Her earliest work flooded through her memory in a montage of forgotten, veristic images. A part of her past cracked open before her in a clarity that left her sinking with dread. She longed only to discuss Laurel’s flowers, but instead said, “I’m not that artist anymore.”
The ruined look Laurel gave her almost brought her to her knees. And Kathryn understood in that single, raw moment that this exchange had nothing to do with art.
Late that night, after her mother had gone to bed and Annalisa had gone home to her own place, Laurel dressed for bed and turned off the bathroom light.

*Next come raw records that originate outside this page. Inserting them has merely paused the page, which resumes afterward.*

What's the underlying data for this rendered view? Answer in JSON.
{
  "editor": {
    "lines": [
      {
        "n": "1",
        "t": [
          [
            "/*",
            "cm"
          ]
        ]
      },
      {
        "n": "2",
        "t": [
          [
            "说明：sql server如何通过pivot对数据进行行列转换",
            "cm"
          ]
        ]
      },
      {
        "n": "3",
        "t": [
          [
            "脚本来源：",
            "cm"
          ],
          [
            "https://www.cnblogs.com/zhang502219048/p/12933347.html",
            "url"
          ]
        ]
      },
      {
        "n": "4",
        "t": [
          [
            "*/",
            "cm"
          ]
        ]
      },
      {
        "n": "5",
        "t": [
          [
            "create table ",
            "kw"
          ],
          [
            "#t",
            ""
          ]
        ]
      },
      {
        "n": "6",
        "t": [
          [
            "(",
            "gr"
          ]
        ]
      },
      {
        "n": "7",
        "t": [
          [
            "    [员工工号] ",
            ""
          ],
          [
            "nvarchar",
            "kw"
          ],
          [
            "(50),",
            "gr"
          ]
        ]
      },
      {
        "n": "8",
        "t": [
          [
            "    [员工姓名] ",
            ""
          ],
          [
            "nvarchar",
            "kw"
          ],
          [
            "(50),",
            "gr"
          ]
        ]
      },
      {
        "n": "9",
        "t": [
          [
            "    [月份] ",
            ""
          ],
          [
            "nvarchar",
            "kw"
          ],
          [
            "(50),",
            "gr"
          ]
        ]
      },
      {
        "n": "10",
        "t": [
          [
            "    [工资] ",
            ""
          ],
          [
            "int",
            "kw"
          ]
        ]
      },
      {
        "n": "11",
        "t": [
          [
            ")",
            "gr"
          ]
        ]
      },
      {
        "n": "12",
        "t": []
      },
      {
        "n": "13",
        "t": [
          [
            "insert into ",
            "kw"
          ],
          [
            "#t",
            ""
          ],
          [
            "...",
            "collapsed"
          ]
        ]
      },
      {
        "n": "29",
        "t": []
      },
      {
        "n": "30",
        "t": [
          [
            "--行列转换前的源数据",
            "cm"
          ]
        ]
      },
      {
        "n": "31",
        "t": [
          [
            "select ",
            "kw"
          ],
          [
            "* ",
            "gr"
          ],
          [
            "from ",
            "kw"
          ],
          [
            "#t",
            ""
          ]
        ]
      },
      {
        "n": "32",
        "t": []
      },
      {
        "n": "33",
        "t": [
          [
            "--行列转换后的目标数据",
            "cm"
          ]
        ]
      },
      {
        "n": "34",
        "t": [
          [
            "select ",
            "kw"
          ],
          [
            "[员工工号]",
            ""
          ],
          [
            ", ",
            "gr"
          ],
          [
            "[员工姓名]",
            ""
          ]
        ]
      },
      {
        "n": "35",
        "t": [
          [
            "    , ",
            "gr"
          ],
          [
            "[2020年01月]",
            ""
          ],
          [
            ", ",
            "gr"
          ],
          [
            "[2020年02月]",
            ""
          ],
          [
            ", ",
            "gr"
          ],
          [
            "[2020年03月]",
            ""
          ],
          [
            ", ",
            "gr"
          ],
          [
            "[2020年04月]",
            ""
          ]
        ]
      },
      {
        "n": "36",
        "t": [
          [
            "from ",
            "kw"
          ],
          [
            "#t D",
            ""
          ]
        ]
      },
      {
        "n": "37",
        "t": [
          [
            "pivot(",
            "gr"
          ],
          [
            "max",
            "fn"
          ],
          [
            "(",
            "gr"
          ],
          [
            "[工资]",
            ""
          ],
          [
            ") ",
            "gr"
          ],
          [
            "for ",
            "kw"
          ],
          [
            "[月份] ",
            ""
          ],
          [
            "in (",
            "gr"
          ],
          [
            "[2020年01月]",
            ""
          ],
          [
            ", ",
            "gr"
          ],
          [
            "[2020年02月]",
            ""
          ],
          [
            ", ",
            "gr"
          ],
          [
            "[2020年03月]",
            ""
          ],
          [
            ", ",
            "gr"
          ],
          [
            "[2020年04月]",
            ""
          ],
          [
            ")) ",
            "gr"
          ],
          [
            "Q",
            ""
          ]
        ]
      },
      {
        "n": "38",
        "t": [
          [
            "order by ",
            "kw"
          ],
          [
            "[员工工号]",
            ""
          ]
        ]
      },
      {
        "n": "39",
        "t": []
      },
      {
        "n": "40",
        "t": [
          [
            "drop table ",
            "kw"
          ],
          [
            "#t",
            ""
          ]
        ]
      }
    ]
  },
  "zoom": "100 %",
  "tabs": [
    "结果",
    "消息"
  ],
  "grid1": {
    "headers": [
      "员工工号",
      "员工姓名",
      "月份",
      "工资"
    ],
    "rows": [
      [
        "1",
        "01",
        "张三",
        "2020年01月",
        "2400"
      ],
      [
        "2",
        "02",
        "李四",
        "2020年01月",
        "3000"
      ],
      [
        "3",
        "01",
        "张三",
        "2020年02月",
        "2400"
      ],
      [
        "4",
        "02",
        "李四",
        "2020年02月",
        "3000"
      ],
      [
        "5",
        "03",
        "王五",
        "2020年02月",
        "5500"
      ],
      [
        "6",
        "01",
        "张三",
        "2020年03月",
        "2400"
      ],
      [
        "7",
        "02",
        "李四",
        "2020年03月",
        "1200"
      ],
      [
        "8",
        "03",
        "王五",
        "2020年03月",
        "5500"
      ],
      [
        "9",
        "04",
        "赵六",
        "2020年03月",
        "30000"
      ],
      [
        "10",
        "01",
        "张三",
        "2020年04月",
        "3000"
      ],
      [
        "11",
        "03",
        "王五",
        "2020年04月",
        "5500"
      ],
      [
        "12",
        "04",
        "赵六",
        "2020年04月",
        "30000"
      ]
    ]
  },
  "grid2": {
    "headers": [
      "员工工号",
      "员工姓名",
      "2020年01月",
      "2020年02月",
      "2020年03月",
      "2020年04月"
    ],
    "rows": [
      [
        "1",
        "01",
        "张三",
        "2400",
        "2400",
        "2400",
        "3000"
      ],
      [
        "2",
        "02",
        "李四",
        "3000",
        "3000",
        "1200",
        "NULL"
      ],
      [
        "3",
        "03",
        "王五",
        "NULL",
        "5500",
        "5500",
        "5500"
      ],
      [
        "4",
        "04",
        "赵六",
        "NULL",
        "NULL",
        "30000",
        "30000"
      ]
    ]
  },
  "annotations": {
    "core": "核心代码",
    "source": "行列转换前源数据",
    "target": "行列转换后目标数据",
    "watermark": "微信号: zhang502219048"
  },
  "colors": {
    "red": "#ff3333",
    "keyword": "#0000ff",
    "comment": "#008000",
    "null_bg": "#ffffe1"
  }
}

One foot into the bedroom and she could smell the spice of the roses over the herbal scent of her soap and shampoo. A surge of something really unfortunate hit her again. Longing, thrill, excitement. The feelings she’d had when she was seventeen, eighteen, the same feelings she’d had that afternoon when Jud’s flowers were delivered to her office. But she had no right to those feelings. There was so much between them, too much in the past.